A deep insight for TBBPA imprinting on PVP-assisted separation membrane: Elucidation of detailed chemical transition in membrane preparation and imprinting process

Abstract

Given that the widespread existence of Tetrabromobisphenol A (TBBPA) in water can cause severe hazard to human health and the eco-environment, it is imperative to develop an eco-friendly functional material with precise capture and separation capacity towards TBBPA. Herein, we found a feasible route to achieve above purpose by preparing TBBPA-molecularly imprinted membranes (TB-MIMs). Polyvinylpyrrolidone (PVP) with different amounts were firstly blended into the membrane substrate to adjust the pore size and endow the membrane surface with convertible functional groups and hydrophilicity, followed by the modification via gallic acid and VTMOS. Subsequently, the click chemistry was finally employed to engineer the imprinting sites of TBBPA. The membrane incorporated with 7 wt% of PVP exhibited significantly enhanced water flux (196 L m-2h−1), water contact angle (78.6 ± 2.2°) and porosity (75.4%) than that of other membranes with different additive amounts of PVP, which was appropriate for the follow-up imprinting process. TB-MIMs exhibited comparable permeation selectivity containing interferents (3.72 for BPA, 3.86 for BP, 3.92 for BBPA), which was far superior to the TB-NIMs.
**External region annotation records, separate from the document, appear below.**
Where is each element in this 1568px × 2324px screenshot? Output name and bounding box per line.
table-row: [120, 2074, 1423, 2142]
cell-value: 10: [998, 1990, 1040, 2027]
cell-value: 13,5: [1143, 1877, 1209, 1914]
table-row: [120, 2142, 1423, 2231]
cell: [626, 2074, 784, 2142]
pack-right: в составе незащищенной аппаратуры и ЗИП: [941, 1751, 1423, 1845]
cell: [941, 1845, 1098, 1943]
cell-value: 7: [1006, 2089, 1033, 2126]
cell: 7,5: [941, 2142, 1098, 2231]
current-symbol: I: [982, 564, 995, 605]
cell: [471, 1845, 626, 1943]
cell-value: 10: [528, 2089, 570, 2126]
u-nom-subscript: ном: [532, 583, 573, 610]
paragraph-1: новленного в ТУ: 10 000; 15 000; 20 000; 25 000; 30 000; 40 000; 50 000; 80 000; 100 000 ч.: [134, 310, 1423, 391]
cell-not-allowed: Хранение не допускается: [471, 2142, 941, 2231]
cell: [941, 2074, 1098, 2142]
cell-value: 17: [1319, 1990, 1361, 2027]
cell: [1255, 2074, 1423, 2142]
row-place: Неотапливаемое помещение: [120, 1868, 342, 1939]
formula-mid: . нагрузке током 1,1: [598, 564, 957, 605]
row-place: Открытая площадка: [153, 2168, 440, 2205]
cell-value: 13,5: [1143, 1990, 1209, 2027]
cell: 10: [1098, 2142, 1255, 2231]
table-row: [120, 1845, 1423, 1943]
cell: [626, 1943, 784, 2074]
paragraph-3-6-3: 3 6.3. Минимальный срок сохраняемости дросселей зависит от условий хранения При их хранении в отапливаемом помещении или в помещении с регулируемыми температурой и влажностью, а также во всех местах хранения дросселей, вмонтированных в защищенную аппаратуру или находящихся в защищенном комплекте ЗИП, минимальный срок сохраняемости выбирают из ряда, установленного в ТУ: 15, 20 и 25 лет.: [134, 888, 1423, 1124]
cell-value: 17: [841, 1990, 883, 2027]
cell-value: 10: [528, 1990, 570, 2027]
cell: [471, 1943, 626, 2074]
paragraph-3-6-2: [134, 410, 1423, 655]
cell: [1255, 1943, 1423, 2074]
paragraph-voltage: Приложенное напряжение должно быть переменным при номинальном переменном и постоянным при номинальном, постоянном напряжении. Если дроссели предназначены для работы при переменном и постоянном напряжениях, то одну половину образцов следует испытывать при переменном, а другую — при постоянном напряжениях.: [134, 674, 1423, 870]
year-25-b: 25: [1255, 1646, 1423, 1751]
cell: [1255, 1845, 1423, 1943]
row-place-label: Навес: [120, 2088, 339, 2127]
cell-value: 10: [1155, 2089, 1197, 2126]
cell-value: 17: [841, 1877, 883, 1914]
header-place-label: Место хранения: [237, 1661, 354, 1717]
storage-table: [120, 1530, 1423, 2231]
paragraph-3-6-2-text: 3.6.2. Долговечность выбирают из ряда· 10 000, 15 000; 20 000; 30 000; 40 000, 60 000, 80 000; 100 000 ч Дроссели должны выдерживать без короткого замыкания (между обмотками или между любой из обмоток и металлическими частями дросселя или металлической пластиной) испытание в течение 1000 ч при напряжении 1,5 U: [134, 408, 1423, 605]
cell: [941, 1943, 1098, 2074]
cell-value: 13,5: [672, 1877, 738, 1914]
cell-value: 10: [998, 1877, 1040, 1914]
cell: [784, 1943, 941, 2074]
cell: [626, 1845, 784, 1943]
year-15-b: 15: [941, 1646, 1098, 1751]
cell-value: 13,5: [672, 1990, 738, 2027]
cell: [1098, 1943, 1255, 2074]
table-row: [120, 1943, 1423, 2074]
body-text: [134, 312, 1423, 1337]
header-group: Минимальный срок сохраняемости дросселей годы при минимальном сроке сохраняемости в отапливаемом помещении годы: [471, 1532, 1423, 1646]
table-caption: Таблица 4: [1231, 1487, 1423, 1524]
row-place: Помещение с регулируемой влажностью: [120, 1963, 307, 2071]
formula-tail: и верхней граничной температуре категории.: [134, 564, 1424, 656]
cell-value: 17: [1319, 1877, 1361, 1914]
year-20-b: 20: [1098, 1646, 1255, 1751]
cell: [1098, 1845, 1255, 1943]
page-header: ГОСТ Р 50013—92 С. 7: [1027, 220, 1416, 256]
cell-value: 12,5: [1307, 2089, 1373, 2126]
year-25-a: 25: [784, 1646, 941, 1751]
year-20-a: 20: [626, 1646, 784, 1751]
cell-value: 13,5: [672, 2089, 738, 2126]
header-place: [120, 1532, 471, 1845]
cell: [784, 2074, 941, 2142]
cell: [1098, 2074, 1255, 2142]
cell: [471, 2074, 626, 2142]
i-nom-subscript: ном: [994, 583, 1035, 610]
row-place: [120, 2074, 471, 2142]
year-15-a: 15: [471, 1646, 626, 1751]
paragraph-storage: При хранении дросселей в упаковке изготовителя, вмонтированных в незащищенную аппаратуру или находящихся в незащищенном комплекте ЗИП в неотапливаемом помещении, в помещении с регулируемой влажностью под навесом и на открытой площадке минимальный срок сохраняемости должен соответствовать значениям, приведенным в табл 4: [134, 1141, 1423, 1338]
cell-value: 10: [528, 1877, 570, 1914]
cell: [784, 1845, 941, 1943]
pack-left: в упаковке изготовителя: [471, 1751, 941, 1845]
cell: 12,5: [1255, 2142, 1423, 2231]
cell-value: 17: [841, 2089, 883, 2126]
The chemical transition and structural evolution over preparation and adsorption process were systematically investigated through in situ FTIR spectra and DFT, which proven the feasibility of strategy. It is worth noting that the resulting TB-MIMs showed a remarkable stability in various chemical environments and long-term stability in continuous operation process, which showed great promise in practical application.